Traditional Mental Health Services
Most mental health services operate on a purely medical model which is ineffective in dealing with the broader mental health needs of the population.
Initial MHAT Model
Till now, the involvement of MHAT started only with the identification of mental disorder in an individual. This is often random, guided by and entirely dependent on the local partners.
The Samagram model is an effort to bridge this gap
“Stakeholders working in the social development sector have for long, expressed the need for mental health interventions to supplement social initiatives.
In the Samagram model, MHAT will have direct access to the community allowing the introduction of preventive initiatives amongst the vulnerable groups and better detection of individuals who need care”

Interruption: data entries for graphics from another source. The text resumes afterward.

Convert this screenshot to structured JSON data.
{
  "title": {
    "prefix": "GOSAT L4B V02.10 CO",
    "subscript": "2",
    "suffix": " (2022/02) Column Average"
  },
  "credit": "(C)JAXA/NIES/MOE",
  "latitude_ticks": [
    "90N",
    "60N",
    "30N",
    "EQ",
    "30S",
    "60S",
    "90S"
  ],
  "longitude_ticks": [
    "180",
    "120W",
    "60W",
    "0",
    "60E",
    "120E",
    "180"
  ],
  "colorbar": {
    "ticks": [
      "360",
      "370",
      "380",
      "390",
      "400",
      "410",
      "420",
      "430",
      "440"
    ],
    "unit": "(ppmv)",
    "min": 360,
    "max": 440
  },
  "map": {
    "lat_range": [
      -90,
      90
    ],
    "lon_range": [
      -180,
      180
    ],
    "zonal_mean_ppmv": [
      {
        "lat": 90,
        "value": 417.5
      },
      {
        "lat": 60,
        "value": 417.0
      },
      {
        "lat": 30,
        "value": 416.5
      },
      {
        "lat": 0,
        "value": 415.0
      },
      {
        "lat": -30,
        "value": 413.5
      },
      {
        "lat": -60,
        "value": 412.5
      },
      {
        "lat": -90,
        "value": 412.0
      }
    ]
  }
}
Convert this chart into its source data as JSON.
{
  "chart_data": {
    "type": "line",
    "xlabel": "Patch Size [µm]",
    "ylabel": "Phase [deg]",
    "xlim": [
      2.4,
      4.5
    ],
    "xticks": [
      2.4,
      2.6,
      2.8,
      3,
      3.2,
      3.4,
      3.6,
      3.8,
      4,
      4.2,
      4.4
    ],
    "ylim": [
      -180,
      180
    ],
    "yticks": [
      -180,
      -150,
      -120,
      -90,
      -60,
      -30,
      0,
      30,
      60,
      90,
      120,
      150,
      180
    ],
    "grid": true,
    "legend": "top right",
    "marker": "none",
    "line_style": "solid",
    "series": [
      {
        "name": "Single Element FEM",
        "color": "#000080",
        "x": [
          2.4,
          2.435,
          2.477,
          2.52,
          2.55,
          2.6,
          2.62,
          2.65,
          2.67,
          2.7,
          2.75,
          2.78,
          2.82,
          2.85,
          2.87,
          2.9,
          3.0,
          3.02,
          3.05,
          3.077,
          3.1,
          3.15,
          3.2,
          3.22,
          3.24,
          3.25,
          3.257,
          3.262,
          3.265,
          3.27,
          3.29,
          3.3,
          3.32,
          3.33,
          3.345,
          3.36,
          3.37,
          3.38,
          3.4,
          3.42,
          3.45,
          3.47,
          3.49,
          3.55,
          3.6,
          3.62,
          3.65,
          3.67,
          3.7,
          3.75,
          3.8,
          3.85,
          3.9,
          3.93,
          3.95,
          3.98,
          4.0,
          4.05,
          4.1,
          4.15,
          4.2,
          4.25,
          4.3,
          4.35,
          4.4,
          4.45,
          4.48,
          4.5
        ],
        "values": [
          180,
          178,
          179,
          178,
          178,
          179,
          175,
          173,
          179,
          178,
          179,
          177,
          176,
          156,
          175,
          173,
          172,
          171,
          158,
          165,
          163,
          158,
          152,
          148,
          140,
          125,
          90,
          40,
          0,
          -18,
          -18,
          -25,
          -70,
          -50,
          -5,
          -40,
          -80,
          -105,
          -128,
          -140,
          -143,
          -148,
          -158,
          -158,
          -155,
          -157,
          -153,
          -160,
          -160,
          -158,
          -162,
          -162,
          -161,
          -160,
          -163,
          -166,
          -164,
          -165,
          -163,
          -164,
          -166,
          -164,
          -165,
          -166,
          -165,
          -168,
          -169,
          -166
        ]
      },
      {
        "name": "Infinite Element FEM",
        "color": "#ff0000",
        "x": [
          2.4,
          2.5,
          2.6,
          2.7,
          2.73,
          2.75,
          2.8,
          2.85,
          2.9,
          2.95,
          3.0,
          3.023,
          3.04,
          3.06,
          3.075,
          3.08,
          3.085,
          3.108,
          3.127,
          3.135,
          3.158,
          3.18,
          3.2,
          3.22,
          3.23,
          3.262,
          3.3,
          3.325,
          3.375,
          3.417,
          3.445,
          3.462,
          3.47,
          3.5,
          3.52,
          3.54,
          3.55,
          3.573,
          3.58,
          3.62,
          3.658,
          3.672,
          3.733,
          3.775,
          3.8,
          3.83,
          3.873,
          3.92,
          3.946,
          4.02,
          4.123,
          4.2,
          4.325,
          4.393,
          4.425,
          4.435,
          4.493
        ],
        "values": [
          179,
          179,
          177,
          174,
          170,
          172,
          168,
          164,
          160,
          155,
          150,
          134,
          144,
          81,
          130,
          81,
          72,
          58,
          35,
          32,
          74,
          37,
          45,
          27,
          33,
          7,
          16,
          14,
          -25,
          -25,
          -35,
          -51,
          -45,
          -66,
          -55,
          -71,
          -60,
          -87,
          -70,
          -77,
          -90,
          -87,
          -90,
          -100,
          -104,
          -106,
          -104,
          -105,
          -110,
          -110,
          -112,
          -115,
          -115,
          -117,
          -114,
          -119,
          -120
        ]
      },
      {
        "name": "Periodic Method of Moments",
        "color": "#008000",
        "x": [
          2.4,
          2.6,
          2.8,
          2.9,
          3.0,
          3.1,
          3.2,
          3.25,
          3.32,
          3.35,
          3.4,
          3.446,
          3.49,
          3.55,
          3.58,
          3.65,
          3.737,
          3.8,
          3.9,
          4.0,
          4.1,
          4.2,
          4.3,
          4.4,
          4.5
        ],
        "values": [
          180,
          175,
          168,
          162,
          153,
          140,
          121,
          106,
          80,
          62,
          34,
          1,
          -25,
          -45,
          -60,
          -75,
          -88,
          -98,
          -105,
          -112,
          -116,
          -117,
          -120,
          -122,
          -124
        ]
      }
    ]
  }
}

– Dr Manoj Kumar, Founder and Clinical Director
The Samagram model has evolved from MHAT’s continual efforts to provide comprehensive mental healthcare services to the community.
Multi level engagement
This will involve mental health related activities amongst school children, youth, women’s groups and people abusing alcohol and substances.
Engagement is Key
Samagram marks a departure from the model followed so far in that many initiatives are envisaged to engage with vulnerable groups in the locality, even before mental illness is detected.
It will feature continuous supportive work with vulnerable groups, use of arts for engagement, programs to improve mental health literacy, early intervention when problems emerge and improved management of existing morbidity.